J'étais confuse. Pourquoi pleurait-elle alors qu'elle avait poussé mon frère au suicide ? Puis, je me rappelai qu'un fou avait le talent de vous faire croire tout ce qu'il désirait grâce à son jeu d'acteur impeccable.

_ Depuis quand es-tu ici ?

_ En quoi ça t'intéresse ? répondis-je sèchement.
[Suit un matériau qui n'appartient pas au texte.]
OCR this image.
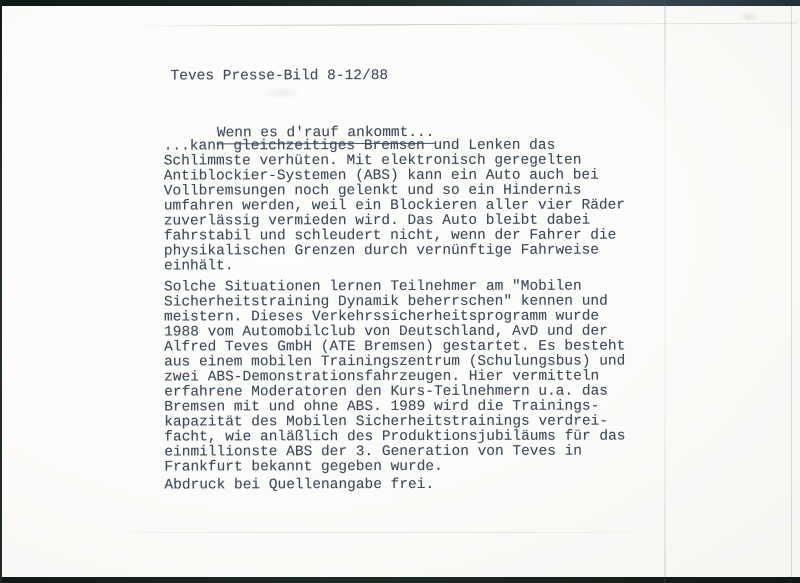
Teves Presse-Bild 8-12/88

Wenn es d'rauf ankommt...

...kann gleichzeitiges Bremsen und Lenken das
Schlimmste verhüten. Mit elektronisch geregelten
Antiblockier-Systemen (ABS) kann ein Auto auch bei
Vollbremsungen noch gelenkt und so ein Hindernis
umfahren werden, weil ein Blockieren aller vier Räder
zuverlässig vermieden wird. Das Auto bleibt dabei
fahrstabil und schleudert nicht, wenn der Fahrer die
physikalischen Grenzen durch vernünftige Fahrweise
einhält.
Solche Situationen lernen Teilnehmer am "Mobilen
Sicherheitstraining Dynamik beherrschen" kennen und
meistern. Dieses Verkehrssicherheitsprogramm wurde
1988 vom Automobilclub von Deutschland, AvD und der
Alfred Teves GmbH (ATE Bremsen) gestartet. Es besteht
aus einem mobilen Trainingszentrum (Schulungsbus) und
zwei ABS-Demonstrationsfahrzeugen. Hier vermitteln
erfahrene Moderatoren den Kurs-Teilnehmern u.a. das
Bremsen mit und ohne ABS. 1989 wird die Trainings-
kapazität des Mobilen Sicherheitstrainings verdrei-
facht, wie anläßlich des Produktionsjubiläums für das
einmillionste ABS der 3. Generation von Teves in
Frankfurt bekannt gegeben wurde.
Abdruck bei Quellenangabe frei.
_ Maya, arrête, je suis peut-être la seule personne qui croit en ton innocence.

Elle avait osé. Quel culot !

Je pris une grande inspiration, enfin prête à exprimer ce que je ressentais profondément : "Écoute-moi bien, espèce de folle. Tu es responsable du suicide de mon frère, et tu vas payer pour ça."

Elle se mit à pleurer davantage, puis entre deux sanglots, elle parvint à articuler : "Après la mort de Shane, j'ai tenté de mettre fin à mes jours. Ils m'ont donc envoyé au sous-sol, et crois-moi, c'est le pire endroit où l'on puisse être lorsque l'on vient de perdre l'être aimé."

_ Tu dérailles complètement. Un rire nerveux s'empara de moi. Tu ne vas pas réussir à me faire croire que tu es innocente.

_ Je ne suis pas folle, s'écria-t-elle. Après la mort de mes parents, je n'ai pas su gérer la situation, j'ai tenté de mettre fin à mes jours. Ils ont alors jugé que je représentais un danger, pour moi-même et pour autrui, et m'ont enfermé ici. Shane était le seul à me comprendre, car lui aussi était passé par là. Mais il avait caché son instabilité. Chaque jour, il venait me voir et prétendait être destiné à accomplir de grandes choses, que nous étions les messagers du Seigneur. Je tentais de le raisonner, mais en vain... Malgré tout, je l'aimais et je ne voulais pas l'abandonner...

_ Assez ! Criais-je. Comment oses-tu parler ainsi de mon frère... Comment oses-tu parler ainsi d'un mort ? Et qui es-tu pour évoquer mes parents ?

_ Je te dis la vérité, Maya... Ne crois pas ce qu'il t'a dit, s'il te plaît... Je ne suis pas folle, et toi non plus. Il m'avait prévenu de ce qu'il comptait faire si un jour il ne pouvait plus me voir, et ta présence ici prouve que je ne mens pas. S'il te plaît, crois-moi.